Ma dentro Forza Italia siciliana non tutti la pensano allo stesso modo. Appena pochi giorni fa, Luisa Lantieri, vicepresidente dell’Assemblea regionale siciliana in quota Forza Italia, ha messo agli atti la propria posizione: «L’autonomia differenziata non la possiamo permettere». Un ragionamento messo in bella mostra sul sito personale di Edy Tamajo, “mr. preferenze” in Sicilia per FI: alle ultime europee ha ottenuto 121mila voti.
Non proprio un endorsement alla riforma leghista. Un altro campione di consenso in Sicilia, Marco Falcone (100mila voti alle elezioni di giugno), si era già espresso un mese fa. «Serve un ulteriore approfondimento», aveva dichiarato elencando una serie di dubbi.
Dietro le affermazioni di Schifani, dunque, i forzisti siciliani non sono così granitici. La vicenda indebolisce, su scala nazionale, la leadership di Tajani, che era uscita rafforzata dal voto delle europee.

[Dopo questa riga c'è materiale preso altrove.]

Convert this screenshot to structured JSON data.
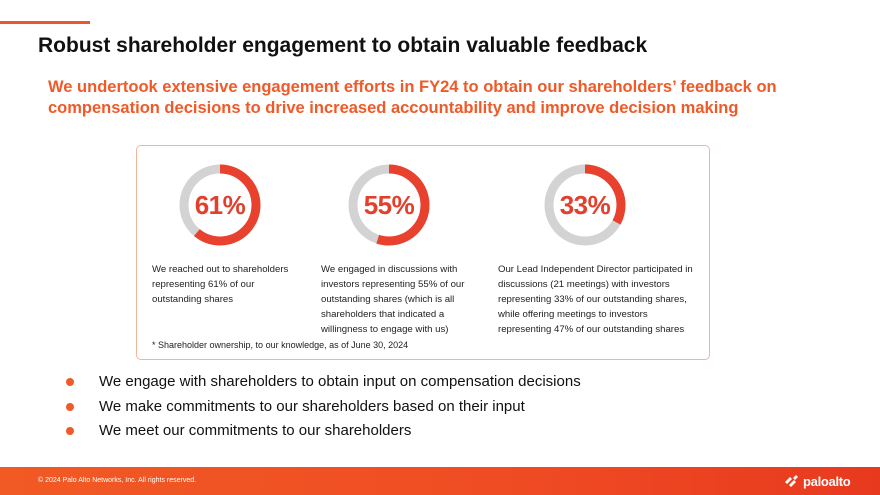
{
  "slide": {
    "title": "Robust shareholder engagement to obtain valuable feedback",
    "subtitle": "We undertook extensive engagement efforts in FY24 to obtain our shareholders’ feedback on compensation decisions to drive increased accountability and improve decision making"
  },
  "stats": [
    {
      "label": "61%",
      "value": 61,
      "text": "We reached out to shareholders representing 61% of our outstanding shares"
    },
    {
      "label": "55%",
      "value": 55,
      "text": "We engaged in discussions with investors representing 55% of our outstanding shares (which is all shareholders that indicated a willingness to engage with us)"
    },
    {
      "label": "33%",
      "value": 33,
      "text": "Our Lead Independent Director participated in discussions (21 meetings) with investors representing 33% of our outstanding shares, while offering meetings to investors representing 47% of our outstanding shares"
    }
  ],
  "footnote": "*   Shareholder ownership, to our knowledge, as of June 30, 2024",
  "bullets": [
    "We engage with shareholders to obtain input on compensation decisions",
    "We make commitments to our shareholders based on their input",
    "We meet our commitments to our shareholders"
  ],
  "footer": {
    "copyright": "© 2024 Palo Alto Networks, Inc. All rights reserved.",
    "brand": "paloalto"
  },
  "colors": {
    "accent": "#f05a28",
    "ring_fill": "#e8412e",
    "ring_track": "#d3d3d3"
  }
}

I malumori aumentano intorno a una strategia troppo accondiscendente verso gli alleati.
Forza Italia è debole: dal premierato all’autonomia, finendo ad altri dossier centrali, come il redditometro e i bonus edilizi, che hanno visto sempre soccombere gli eredi politici di Silvio Berlusconi.
Si sono limitati a gesti simbolici, ma sostanzialmente inutili, come gli ordini del giorno al ddl Calderoli e le dichiarazioni polemiche consegnate alla stampa, per esempio, sulla retroattività delle detrazioni del Superbonus.
Risveglio tardivo
Il problema autonomia non ha solo le tinte azzurre di FI. A rompere il silenzio nella Lega, è stato Filippo Mancuso, presidente del consiglio regionale in Calabria, peso massimo del partito di Matteo Salvini in quella regione. Alle ultime europee è stato candidato, portando a casa 22mila preferenze. «La legge approvata si è rivelata un pasticciaccio difficile persino da decifrare», ha commentato.

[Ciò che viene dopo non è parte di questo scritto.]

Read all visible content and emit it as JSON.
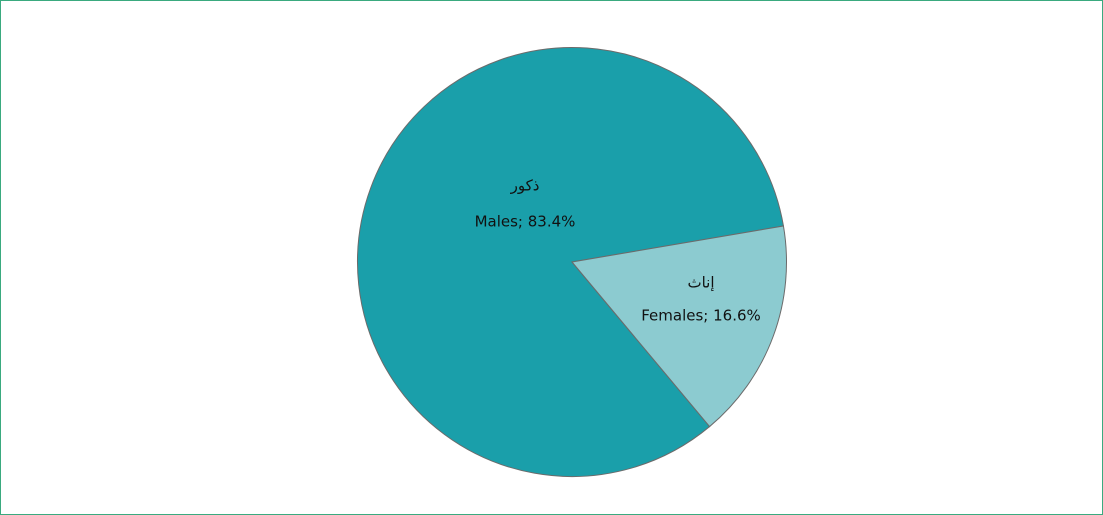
{
  "chart_data": {
    "type": "pie",
    "categories": [
      "ذكور",
      "إناث"
    ],
    "values": [
      83.4,
      16.6
    ],
    "value_labels": [
      "Males; 83.4%",
      "Females; 16.6%"
    ],
    "colors": [
      "#1a9faa",
      "#8ccbd0"
    ]
  }
}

L’accusa, consegnata a una nota ufficiale, è stata pesante: «Il parlamento, anziché prediligere la semplificazione e la chiarezza normativa, cedendo alla fretta che non è mai buona consigliera, ha approvato un testo confusionario». Altro che «riforma storica» come ripetono in coro i leghisti. Certo, quello di Mancuso, insieme agli altri dissidenti dell’autonomia, suona come un risveglio tardivo. Il ddl Calderoli era uno dei capisaldi del partito in cui milita ed era messo nero su bianco nel programma di governo. I correttivi andavano fatti prima.
E allo stesso tempo l’accelerazione sui tempi di approvazione era storia nota da settimane. Fatto sta che il clima tra i salviniani del Sud è quello del rompete le righe. Frotte di portatori di voti tacciono e meditano di migrare sotto altri tetti politici.
Per smorzare le tensioni, alcuni parlamentari meridionali del centrodestra si sono esposti. «Non potrei mai votare qualcosa contro la mia Campania che al contrario voglio vedere crescere per il bene dei nostri figli e della terra per cui mi batto da sempre e che merita il meglio», ha detto il deputato campano della Lega, Andrea Zinzi. Stessi toni usato da Marco Cerreto, eletto con Fratelli d’Italia a Montecitorio: «Non mi sento traditore per aver detto sì all’autonomia che consentirà alle regioni di essere centrali». Uscite pubbliche per provare a sedare gli animi.
Ma con lo sguardo rivolto all’eventuale attuazione della riforma: serve la definizione dei livelli essenziali di prestazione. Sul punto, comunque, il governo non è intenzionato a metterci un euro. Giancarlo Giorgetti lo ha fatto capire chiaramente: «La riforma punirà i cattivi amministratori, e premierà quelli bravi». Soldi in più? Di questi tempi nemmeno a parlarne.